Sur le marché mondial de la chimie fine en 2014, les industries pharmaceutique et de ses intermédiaires, ainsi que celle des pesticides et de leurs intermédiaires, représentaient les deux principaux sous-secteurs, avec respectivement 69 % et 10 % du marché. La Chine possède une industrie pétrochimique performante et un grand nombre de fabricants de matières premières chimiques, organisés en pôles industriels. Ces pôles permettent de fournir localement des dizaines de matières premières et auxiliaires nécessaires à la production de produits chimiques fins de haute qualité, améliorant ainsi l'efficacité et réduisant les coûts globaux. Parallèlement, la Chine dispose d'un système industriel relativement complet, ce qui explique que le coût des équipements chimiques, de la construction et de l'installation y soit bien inférieur à celui des pays développés, voire de la plupart des pays en développement, réduisant ainsi les coûts d'investissement et de production. De plus, la Chine compte un grand nombre d'ingénieurs chimistes et d'ouvriers qualifiés et bon marché.

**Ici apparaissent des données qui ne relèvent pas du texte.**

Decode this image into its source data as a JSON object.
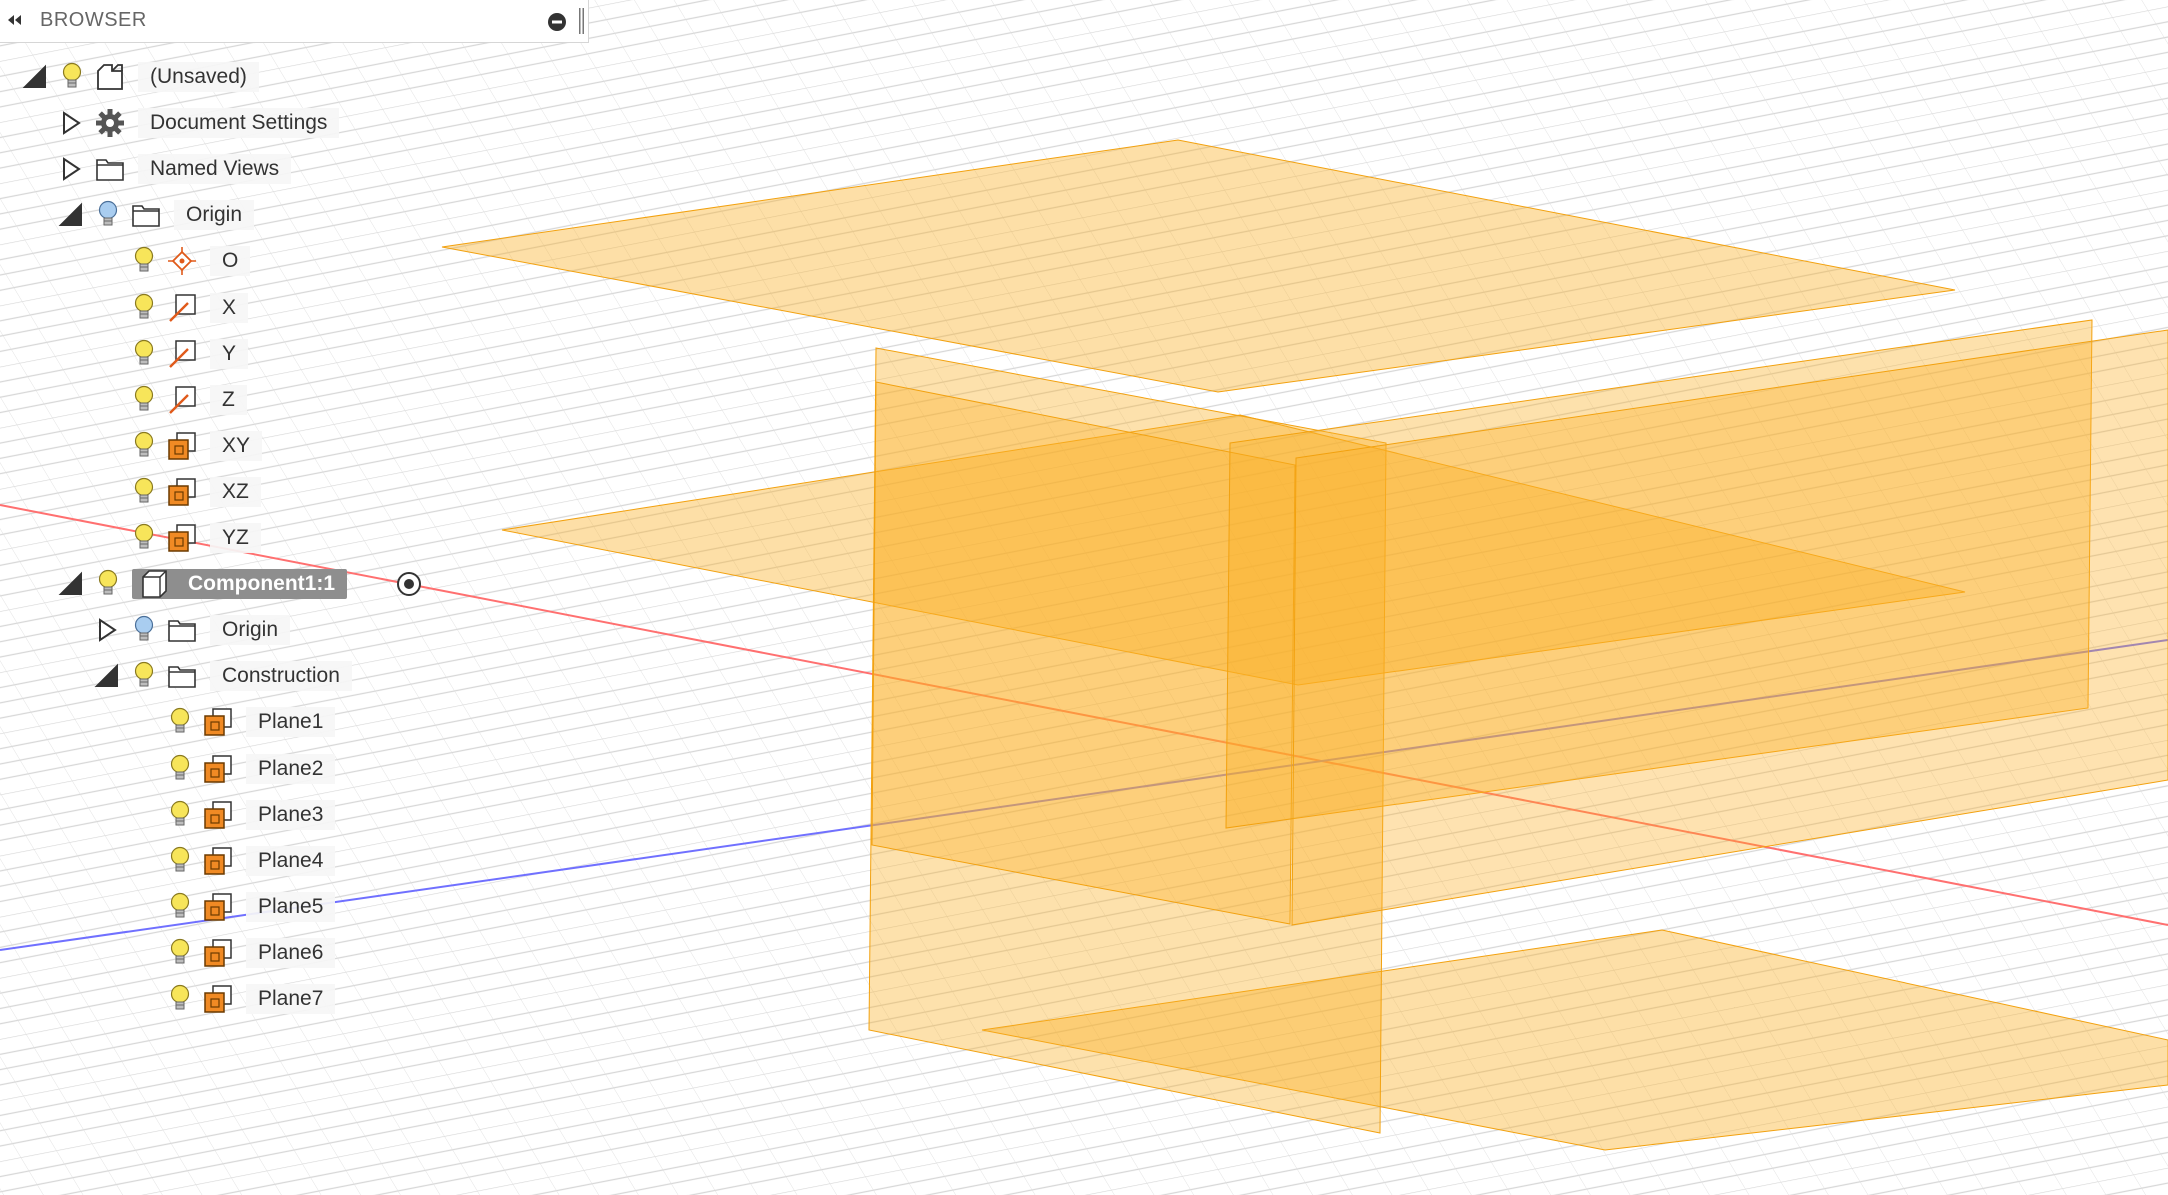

L'industrie des intermédiaires en Chine a développé un système relativement complet, allant de la recherche et du développement à la production et à la vente. La production pharmaceutique de base, à partir de matières premières et d'intermédiaires chimiques, constitue un système intégré, ne nécessitant que quelques importations. La Chine peut produire des intermédiaires pharmaceutiques, des intermédiaires pour pesticides et 36 autres catégories majeures, soit plus de [nombre manquant]. Avec 40 000 types de produits intermédiaires, dont de nombreux produits dérivés, l'Inde a réalisé d'importantes exportations, dépassant les 5 millions de tonnes par an, ce qui en fait le premier producteur et exportateur mondial de produits intermédiaires.

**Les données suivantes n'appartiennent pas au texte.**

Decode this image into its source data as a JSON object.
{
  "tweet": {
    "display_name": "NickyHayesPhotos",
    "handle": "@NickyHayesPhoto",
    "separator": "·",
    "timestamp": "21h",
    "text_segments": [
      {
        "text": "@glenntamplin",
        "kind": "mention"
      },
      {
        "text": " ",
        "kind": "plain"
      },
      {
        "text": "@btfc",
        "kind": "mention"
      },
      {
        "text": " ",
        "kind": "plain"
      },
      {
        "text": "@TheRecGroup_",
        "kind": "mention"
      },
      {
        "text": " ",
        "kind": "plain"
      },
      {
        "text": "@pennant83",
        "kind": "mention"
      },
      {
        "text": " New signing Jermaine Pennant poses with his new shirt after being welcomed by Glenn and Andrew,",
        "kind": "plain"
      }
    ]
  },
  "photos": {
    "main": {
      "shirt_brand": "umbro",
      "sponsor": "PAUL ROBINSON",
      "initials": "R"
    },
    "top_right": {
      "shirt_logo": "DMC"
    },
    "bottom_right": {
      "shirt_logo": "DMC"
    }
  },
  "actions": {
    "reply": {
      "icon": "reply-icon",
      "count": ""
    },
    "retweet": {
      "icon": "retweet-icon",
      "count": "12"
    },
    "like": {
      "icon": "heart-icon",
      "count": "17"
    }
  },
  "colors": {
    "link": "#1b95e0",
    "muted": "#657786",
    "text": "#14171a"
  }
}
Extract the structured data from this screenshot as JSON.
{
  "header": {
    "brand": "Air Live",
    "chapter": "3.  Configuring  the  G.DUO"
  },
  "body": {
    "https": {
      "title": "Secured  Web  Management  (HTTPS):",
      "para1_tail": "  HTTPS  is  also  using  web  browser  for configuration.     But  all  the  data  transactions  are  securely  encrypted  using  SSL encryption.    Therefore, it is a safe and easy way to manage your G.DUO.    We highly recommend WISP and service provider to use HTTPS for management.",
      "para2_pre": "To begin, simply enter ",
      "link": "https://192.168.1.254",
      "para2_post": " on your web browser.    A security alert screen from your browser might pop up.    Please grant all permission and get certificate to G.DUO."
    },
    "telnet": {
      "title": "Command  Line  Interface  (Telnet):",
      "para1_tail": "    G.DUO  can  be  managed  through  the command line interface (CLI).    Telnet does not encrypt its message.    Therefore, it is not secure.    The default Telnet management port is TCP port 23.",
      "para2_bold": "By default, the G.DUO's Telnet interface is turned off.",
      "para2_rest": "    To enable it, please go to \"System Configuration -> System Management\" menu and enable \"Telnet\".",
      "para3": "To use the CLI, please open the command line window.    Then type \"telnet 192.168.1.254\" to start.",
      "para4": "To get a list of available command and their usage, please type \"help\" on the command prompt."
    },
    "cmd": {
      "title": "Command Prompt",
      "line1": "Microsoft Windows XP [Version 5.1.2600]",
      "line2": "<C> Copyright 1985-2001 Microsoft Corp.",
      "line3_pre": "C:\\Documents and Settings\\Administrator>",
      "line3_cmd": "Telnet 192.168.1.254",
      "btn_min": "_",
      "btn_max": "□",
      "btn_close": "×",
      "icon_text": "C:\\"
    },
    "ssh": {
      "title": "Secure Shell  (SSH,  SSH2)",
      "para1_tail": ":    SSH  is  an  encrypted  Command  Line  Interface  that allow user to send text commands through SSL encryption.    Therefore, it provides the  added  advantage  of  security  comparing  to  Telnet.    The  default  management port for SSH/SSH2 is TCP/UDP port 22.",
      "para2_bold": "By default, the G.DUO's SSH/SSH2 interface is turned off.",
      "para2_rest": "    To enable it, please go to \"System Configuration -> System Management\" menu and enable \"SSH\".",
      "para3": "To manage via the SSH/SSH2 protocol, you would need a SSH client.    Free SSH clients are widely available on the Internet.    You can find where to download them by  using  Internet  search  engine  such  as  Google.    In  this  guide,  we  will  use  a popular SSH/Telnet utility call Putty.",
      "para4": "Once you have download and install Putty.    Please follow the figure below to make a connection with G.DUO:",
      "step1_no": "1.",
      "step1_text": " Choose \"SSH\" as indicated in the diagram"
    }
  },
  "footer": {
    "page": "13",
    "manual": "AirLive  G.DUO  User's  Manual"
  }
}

L'industrie chinoise des intermédiaires pharmaceutiques a connu un développement important depuis 2000. À cette époque, les entreprises pharmaceutiques des pays développés ont accordé une importance croissante à la recherche et au développement de produits ainsi qu'au développement de marchés, considérés comme des leviers de compétitivité clés. Elles ont accéléré le transfert des intermédiaires et de la synthèse des principes actifs vers les pays en développement, où les coûts étaient moindres. L'industrie chinoise des intermédiaires pharmaceutiques a ainsi su saisir cette opportunité pour se développer de manière remarquable. Après plus de dix ans de croissance soutenue, la Chine est devenue une base de production majeure d'intermédiaires dans la division internationale du travail au sein de l'industrie pharmaceutique, grâce au soutien d'une réglementation nationale globale et de diverses politiques. De 2012 à 2018, la production de cette industrie est passée d'environ 8,1 millions de tonnes (pour un marché d'environ 168,8 milliards de yuans) à environ 10,12 millions de tonnes (pour un marché de 20 milliards de yuans). L'industrie chinoise des intermédiaires pharmaceutiques a acquis une forte compétitivité sur le marché, et certains fabricants sont même parvenus à produire des intermédiaires à structure moléculaire complexe et répondant à des exigences techniques élevées. De nombreux produits influents ont commencé à dominer le marché international. Cependant, dans l'ensemble, l'industrie chinoise des intermédiaires est encore en phase de développement, axée sur l'optimisation et la modernisation de sa structure de produits, et son niveau technologique demeure relativement faible. La plupart des produits de l'industrie des intermédiaires pharmaceutiques sont encore des intermédiaires pharmaceutiques primaires, tandis que les intermédiaires pharmaceutiques avancés et les intermédiaires nécessaires à la fabrication de nouveaux médicaments brevetés sont rares.